Robinson was born (as Walker Smith, Jr., in Ailey, Ga., in 1921 (he claimed Detroit in his autobiography) and died in California in 1989, but grew up first in Detroit where he carried Joe Louis' gym bag and later in New York.
He became "Ray Robinson" when he became a last-minute amateur featherweight in Kingston, N.Y., and his coach used another boxer's American Athletics Union card for "Junior." The nickname "Sugar" was added by a sportswriter after an amateur bout in Watertown, N.Y.
According to The Ring Record Book, Robinson fought a total of 201 bouts, winning 174 (109 by knockout) against only 19 losses, six draws, and two no contests. Of those 19 losses, 15 occurred after he was 35 years old; 10 came after he turned 40; and five during the last six months of his career at 44.
His only technical knockout, when he failed to answer the bell for the 15th round outdoors in Yankee Stadium on a summer evening, was the result of heat exhaustion. The fight's referee only lasted 10 rounds, before being replaced.
In arranging for LaMotta's appearance at the stamp ceremony, the Raging Bull asked a Postal Service press representative when he's going to get his own stamp.
"Well, sir, you have to have been dead for 10 years," the postal person replied.
"I guess I better work on that next," said LaMotta.
Also getting a stamp on the same day is Benjamin Franklin. It's not his birthday either he was born Jan. 17, 1706 but a large celebration of his 300th anniversary is under way now in Philadelphia, his adopted city. (He was born in Boston.)

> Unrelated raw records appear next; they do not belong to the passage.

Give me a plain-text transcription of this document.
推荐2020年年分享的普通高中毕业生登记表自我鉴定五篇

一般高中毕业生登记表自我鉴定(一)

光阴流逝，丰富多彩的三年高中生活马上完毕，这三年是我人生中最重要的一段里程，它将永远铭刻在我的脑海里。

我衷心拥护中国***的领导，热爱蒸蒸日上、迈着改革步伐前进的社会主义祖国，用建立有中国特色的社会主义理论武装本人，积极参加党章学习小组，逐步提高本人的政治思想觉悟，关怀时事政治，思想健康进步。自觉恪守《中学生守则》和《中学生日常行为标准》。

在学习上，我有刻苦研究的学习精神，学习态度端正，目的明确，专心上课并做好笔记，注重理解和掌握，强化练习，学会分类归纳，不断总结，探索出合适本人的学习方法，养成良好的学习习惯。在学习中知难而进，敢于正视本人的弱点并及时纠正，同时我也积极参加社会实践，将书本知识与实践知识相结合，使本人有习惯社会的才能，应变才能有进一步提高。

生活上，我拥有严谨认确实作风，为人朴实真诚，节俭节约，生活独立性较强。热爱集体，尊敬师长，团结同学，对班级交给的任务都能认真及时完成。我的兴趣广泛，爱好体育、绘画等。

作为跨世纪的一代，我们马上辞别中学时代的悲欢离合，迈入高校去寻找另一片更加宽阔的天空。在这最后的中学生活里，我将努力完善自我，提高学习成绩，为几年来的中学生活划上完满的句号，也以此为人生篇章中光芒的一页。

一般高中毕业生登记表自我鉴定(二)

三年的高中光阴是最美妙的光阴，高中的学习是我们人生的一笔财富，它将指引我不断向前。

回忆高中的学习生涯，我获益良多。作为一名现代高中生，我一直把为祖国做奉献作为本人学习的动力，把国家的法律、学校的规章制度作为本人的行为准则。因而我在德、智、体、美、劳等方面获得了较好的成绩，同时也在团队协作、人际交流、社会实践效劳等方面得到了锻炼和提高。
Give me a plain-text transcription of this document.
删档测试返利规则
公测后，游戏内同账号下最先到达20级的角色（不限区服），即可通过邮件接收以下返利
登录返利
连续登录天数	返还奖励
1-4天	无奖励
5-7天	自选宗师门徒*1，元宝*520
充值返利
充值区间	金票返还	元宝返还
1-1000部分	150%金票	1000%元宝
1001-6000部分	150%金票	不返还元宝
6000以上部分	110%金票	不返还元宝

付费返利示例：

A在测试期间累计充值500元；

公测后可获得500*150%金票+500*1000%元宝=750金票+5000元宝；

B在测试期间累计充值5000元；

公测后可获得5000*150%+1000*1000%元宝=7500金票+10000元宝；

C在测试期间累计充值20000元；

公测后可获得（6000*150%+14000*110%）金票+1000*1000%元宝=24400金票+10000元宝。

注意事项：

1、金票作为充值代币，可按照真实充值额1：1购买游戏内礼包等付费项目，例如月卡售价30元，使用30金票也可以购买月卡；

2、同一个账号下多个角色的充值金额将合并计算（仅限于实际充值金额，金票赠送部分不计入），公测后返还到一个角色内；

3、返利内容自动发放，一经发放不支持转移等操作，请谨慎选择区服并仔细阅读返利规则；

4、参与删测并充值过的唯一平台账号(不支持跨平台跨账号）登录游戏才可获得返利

The Postal Service is printing 100 million Robinson stamps, and only 40 million Franklins. But the Founding Father also the first Postmaster General gets four different stamps, featuring his roles as statesman, scientist, printer and the first postmaster general.
The Robinson stamp shows a boxing poster in red and blue, but there's no flamingo pink on the stamp, the color of Sugar Ray's trademark Cadillacs and Lincolns.
"Everybody, when they think of Dad, they think 'Oh, jeez, he was great, and whatever happened to that pretty car?'" Robinson said.
What did happen to them? Robinson says his father's former chauffeurs have them, and, despite reports that Sugar Ray insisted they be repainted once they left his possession, the son is pretty sure they remained flamingo pink.